Pendant près de trois ans, au début des années 1990, Richard Stengel a passé presque toutes ses journées aux côtés de Nelson Mandela. Le leader africain travaillait alors à la rédaction de son autobiographie, Un long chemin vers la liberté. Aujourd’hui, Richard Stengel est sous-secrétaire au département d’État américain. Auteur du livre intitulé Les chemins de Nelson Mandela, il s’est récemment exprimé devant un public composé de jeunes Africains.
Ces jeunes étaient venus étudier le leadership dans des universités américaines pendant plusieurs semaines. Leur séjour s’est terminé à Washington, où ils ont rencontré Barack Obama. C’est là que Stengel a partagé avec eux les leçons de leadership apprises sur le continent africain auprès de « Madiba », comme l’appelait le sous-secrétaire d’État, à l’image de beaucoup en Afrique du Sud.

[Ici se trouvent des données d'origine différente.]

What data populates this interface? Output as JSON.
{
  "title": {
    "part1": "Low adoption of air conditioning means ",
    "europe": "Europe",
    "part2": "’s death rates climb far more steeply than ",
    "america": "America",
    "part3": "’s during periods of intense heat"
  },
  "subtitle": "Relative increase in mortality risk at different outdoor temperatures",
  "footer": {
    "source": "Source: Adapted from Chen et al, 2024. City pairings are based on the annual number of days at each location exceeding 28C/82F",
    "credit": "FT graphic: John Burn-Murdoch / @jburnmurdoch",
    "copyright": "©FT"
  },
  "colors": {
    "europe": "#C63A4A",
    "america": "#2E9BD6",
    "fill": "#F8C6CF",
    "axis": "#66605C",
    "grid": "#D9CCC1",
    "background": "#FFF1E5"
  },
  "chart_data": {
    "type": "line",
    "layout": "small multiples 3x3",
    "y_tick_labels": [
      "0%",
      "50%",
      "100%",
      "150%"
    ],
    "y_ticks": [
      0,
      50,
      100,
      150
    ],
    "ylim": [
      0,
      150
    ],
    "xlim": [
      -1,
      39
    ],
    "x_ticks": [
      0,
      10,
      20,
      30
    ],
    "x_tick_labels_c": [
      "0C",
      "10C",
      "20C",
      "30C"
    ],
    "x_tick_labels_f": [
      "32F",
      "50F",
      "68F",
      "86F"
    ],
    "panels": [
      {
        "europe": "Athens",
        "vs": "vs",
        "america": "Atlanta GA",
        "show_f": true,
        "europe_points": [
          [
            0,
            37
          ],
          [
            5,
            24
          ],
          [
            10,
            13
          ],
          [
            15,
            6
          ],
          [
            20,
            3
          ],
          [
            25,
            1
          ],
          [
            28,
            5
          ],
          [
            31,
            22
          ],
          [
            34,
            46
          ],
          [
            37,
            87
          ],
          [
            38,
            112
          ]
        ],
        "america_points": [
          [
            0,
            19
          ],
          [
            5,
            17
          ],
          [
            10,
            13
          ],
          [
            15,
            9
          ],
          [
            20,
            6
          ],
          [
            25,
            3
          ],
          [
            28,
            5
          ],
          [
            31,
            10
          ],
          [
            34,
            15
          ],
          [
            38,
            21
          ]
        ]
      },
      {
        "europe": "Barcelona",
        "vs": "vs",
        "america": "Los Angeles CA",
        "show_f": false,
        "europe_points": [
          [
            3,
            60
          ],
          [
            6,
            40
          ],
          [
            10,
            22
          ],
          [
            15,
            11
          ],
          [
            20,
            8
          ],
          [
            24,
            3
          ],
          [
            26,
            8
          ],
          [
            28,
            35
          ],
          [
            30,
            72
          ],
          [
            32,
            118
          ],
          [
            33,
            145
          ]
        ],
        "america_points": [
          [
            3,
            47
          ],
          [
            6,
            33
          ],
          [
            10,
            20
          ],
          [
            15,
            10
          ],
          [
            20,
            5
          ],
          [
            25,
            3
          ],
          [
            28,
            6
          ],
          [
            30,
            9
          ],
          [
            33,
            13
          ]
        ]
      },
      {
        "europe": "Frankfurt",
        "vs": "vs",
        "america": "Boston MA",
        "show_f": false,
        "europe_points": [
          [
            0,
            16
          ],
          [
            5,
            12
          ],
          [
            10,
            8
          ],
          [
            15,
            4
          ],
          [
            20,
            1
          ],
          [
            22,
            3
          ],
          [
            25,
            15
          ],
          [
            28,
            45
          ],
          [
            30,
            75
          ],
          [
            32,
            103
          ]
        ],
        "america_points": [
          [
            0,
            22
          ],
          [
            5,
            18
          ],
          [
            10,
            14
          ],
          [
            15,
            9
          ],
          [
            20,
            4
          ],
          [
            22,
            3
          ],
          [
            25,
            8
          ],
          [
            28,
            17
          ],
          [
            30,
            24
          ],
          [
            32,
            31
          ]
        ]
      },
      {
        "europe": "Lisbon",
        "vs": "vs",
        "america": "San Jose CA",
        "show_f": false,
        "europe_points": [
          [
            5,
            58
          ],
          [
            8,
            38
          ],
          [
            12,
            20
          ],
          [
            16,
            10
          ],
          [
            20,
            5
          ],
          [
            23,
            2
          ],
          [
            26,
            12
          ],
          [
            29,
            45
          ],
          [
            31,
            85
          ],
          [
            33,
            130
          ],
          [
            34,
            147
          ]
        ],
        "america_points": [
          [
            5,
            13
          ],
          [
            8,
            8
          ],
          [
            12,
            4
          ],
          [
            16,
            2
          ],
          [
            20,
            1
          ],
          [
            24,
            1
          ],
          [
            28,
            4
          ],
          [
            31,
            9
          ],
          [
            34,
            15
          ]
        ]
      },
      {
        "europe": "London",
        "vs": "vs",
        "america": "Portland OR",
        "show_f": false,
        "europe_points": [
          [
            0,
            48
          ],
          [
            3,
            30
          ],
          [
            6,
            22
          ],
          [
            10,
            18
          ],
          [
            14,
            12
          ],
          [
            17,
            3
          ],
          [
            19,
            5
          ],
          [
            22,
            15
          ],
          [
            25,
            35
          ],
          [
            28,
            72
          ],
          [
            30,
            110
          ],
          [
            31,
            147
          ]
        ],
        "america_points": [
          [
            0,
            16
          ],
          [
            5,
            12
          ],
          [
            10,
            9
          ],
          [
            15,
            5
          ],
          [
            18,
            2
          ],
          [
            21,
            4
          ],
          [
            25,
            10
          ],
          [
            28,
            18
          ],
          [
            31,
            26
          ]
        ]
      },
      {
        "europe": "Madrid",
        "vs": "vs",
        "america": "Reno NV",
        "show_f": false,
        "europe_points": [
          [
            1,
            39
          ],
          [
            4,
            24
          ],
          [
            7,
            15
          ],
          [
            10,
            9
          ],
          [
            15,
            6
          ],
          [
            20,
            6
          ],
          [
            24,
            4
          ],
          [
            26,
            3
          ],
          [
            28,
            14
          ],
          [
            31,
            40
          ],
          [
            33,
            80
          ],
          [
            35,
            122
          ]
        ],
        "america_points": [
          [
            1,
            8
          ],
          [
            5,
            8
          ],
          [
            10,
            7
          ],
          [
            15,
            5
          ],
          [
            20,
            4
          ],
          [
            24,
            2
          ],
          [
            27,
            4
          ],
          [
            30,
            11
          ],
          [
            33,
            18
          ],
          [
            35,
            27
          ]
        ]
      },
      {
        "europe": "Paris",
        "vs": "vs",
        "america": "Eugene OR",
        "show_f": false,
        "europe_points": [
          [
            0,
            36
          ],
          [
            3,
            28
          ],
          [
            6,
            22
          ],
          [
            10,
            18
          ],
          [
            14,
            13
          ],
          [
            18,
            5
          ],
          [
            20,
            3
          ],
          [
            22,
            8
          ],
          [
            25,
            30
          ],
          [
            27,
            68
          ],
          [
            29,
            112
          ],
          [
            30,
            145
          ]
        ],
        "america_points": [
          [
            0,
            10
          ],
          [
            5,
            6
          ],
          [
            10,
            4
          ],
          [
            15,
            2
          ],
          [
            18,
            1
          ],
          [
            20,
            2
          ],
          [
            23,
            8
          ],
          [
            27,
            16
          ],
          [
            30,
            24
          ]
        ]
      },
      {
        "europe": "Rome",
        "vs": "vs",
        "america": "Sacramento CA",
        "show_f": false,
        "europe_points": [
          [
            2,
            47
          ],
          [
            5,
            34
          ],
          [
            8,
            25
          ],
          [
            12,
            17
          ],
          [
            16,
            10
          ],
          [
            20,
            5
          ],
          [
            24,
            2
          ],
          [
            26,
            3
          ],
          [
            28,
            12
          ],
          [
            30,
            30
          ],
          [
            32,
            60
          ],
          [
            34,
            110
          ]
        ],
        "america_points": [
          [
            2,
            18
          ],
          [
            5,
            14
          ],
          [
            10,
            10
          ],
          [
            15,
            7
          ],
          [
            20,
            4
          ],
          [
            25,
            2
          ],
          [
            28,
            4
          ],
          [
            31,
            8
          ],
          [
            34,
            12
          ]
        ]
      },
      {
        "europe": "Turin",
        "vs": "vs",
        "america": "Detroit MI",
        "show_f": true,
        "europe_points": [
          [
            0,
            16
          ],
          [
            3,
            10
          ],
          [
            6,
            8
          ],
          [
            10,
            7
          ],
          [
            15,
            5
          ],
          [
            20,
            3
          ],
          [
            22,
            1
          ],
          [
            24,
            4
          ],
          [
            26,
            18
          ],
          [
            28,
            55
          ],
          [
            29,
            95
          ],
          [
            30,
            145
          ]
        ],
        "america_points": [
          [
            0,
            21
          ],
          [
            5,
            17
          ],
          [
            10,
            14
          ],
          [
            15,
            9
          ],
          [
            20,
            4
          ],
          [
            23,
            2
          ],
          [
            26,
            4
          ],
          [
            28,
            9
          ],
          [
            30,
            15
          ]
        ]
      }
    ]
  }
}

Madiba « voulait détromper les gens qui voyaient en lui un super- héro, quelqu’un ne ressentant pas les mêmes émotions que tout le monde », a-t-il expliqué. Voici trois des leçons que Stengel a retenues :
1. Il est normal d’avoir peur
Richard Stengel a raconté un incident survenu alors que Mandela s’envolait pour la province du Natal à bord d’un petit avion. « Madiba lisait un journal. » (Madiba adorait les journaux car il en avait été privé pendant ses 27 ans en prison.)
Un garde du corps qui n’avait jamais pris l’avion a fait remarquer nerveusement au pilote que l’hélice de l’avion ne fonctionnait pas. « On est au courant, et on a déjà prévenu l’aéroport », a répondu le pilote, qui a expliqué que le personnel de l’aéroport allait répandre de la mousse sur la piste d’atterrissage et que les pompiers seraient garés à proximité. « La plupart du temps, ça ne pose aucun problème », a-t-il ajouté.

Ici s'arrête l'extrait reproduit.